Zentralbl Gynakol 2006; 128 - P2_7
DOI: 10.1055/s-2006-944477

Die traurige Realität der HER2-Bestimmung beim Mammakarzinom

H Bühler 1, B Duvnjak 1
  • 1Herne

Hintergrund: Durch die Verfügbarkeit von Herceptin, das mit großem Erfolg in der Therapie des HER2-positiven Mammakarzinoms eingesetzt wird, kommt einer korrekten HER2-Bestimmung große Bedeutung zu. Hierfür sind unterschiedliche Methoden verfügbar, wobei die Bestimmung der HER2-Genamplifikation per FISH am besten mit dem Therapieerfolg korreliert. Einfacher durchzuführen ist eine immunhistochemische HER2-Bestimmung, die bei einer starken Überexpression (3+) ebenfalls gute Resultate liefert. Schwierig bleiben Fälle mit schwacher Überexpression (Dako Score 2+), die nur eingeschränkt profitieren. Hier kann man durch zusätzliche Bestimmung der Genamplifikation die therapierbaren Fälle finden. Aus diesem Grund finanziert der Herceptin-Hersteller Hoffmann La-Roche ein HER2-Retesting-Programm, wo bei 2+ Fällen in Referenz-Zentren kostenlos eine FISH-Analyse durchgeführt wird.

Ziel der Studie: In unserem Referenzlabor haben wir an bislang nahezu 1000 eingesandten 2+ Präparaten die HER2-Genamplifikation durch Fluoreszenz in situ Hybridisierung (FISH) bestimmt. Wir mußten feststellen, daß das Verteilungsmuster der Genamplifikation deutlich anders war, als man es für ein selektioniertes 2+ Kollektiv erwartet hätte. Wir haben daher damit begonnen, das eingesandte Material immunhistochemisch nachzuevaluieren, um die Zuverlässigkeit der HER2-Klassifizierung in der lokalen Pathologie zu überprüfen.

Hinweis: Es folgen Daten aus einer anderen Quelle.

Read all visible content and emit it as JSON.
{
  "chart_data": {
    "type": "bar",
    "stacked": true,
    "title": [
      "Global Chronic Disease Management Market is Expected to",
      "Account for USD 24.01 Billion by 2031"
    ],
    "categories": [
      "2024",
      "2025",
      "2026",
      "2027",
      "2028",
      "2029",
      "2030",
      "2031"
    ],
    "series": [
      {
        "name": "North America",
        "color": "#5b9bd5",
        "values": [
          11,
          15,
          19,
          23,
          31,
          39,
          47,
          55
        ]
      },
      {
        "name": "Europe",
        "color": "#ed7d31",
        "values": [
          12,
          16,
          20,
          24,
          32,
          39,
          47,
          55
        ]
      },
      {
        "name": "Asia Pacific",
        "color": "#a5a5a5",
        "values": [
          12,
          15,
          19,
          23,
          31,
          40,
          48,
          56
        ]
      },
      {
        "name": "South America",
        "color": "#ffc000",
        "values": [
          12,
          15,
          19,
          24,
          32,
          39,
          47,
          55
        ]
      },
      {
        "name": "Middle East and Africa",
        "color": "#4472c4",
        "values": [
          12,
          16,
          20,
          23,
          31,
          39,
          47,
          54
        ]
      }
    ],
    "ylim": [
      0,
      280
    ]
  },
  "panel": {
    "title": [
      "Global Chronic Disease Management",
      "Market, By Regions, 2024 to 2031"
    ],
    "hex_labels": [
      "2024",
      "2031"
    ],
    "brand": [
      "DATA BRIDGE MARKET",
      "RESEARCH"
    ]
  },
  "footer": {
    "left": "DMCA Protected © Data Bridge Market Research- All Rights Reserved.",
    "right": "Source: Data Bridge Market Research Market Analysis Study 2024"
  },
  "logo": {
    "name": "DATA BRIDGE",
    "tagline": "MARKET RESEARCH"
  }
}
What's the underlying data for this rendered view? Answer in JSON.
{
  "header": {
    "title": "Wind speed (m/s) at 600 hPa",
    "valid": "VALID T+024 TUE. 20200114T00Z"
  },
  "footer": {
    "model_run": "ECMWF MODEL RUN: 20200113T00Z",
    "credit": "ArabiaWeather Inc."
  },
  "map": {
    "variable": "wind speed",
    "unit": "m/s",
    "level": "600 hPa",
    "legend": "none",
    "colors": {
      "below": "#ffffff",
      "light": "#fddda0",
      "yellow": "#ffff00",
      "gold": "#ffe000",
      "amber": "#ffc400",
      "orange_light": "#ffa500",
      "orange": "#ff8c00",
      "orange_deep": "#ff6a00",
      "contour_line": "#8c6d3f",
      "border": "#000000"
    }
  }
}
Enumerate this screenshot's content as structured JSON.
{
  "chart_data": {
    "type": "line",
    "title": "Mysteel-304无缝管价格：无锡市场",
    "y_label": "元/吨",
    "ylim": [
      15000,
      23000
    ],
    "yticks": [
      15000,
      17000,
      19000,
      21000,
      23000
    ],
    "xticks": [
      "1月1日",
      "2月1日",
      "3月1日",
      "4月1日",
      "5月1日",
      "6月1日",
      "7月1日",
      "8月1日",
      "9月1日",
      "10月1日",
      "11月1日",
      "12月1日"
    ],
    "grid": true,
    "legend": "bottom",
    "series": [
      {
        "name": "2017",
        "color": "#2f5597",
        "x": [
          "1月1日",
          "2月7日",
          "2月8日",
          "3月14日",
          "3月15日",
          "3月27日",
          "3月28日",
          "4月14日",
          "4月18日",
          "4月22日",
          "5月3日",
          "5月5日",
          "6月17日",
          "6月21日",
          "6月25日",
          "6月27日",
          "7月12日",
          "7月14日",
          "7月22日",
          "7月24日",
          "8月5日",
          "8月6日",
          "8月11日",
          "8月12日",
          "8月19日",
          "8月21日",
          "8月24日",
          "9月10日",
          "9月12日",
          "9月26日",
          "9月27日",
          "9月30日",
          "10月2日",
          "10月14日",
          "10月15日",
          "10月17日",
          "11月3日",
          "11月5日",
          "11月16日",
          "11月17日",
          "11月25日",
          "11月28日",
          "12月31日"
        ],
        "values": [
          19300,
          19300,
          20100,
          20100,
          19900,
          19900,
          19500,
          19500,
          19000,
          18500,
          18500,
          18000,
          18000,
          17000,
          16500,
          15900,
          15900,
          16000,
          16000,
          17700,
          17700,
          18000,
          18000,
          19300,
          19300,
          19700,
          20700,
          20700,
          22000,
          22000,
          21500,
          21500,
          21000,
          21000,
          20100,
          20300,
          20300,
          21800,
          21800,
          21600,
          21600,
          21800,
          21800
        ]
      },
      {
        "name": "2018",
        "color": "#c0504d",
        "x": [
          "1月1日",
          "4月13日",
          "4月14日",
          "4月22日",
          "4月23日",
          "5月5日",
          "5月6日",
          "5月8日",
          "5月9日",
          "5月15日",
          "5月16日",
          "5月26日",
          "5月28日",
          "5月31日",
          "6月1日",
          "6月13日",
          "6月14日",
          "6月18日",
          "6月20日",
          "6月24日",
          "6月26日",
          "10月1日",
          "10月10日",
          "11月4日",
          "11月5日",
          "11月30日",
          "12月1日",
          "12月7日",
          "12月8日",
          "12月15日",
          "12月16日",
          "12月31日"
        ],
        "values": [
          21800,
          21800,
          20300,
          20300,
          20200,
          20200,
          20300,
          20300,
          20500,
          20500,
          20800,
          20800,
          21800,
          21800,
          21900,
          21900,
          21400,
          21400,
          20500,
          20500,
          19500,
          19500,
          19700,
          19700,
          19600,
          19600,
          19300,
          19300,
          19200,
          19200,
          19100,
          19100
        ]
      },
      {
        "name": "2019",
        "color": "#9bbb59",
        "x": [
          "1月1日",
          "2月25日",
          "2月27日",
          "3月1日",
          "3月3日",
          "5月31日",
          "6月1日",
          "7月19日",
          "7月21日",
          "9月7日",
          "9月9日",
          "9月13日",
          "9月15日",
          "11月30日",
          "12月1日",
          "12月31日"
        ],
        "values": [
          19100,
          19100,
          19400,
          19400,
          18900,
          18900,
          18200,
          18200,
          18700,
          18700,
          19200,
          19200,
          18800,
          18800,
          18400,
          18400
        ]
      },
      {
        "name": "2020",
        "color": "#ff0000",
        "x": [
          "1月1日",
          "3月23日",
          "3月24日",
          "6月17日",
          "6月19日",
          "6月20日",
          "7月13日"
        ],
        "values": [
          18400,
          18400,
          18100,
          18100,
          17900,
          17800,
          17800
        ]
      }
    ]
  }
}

Methoden: Die Präparate waren lokal mit dem Dako HercepTest oder mit dem Ventana HER2 Pathway System gefärbt worden. Die HER2-Expression wurde von der lokalen Pathologie mit 2+ bewertet. Die Konkordanz zwischen HercepTest und HER2 Pathway System beträgt ca. 90%.

Von den eingesandten Präparaten wurden in unserem Labor 4µm (FISH) oder 2.5µm (IHC) Schnitte gewonnen. Die Bestimmung der HER2-Genamplifikation erfolgte mit dem Ventana HER2 Inform Kit, die immunhistochemische Untersuchung der HER2-Proteinexpression mit dem Ventana HER2 Pathway System, beide auf einem Ventana Benchmark Färbeautomaten.

Ergebnisse: Nur 30 der 147 untersuchten Präparate zeigten tatsächlich einen Score von 2+; nur 20% waren also extern korrekt bewertet worden. Negativ mit einem Score von 0/1+ waren 98 Präparate (67%). Stark positiv mit einem Score von 3+ färbten 19 Präparate (13%). Die Korrelation von Genamplifikation und Proteinexpression war insgesamt sehr gut: 67% negativ und 33% positiv mit beiden Methoden. Im Detail gab es allerdings Abweichungen bei einzelnen Präparaten.

Schlussfolgerungen: Die Rate der Fehldiagnosen ist katastrophal! Allerdings muß man berücksichtigen, daß die Kosten der FISH-Nachtestung bei 2+ Fällen von Roche getragen werden. Einige der eingesandten Präparate dürften falsch deklariert worden sein, um eine Kostenübernahme zu erschleichen. Wie auch immer – die Bestimmung der HER2-Expression vor Ort scheint dringend verbesserungsbedürftig, insbesondere in kleineren Pathologien. In den USA scheinen die Probleme ähnlich zu liegen (J Natl Cancer Inst 94:852-57). Im Interesse der Patienten plädieren wir dafür, die HER2-Bestimmung aller Mammakarzinome (am besten per FISH) zu zentralisieren.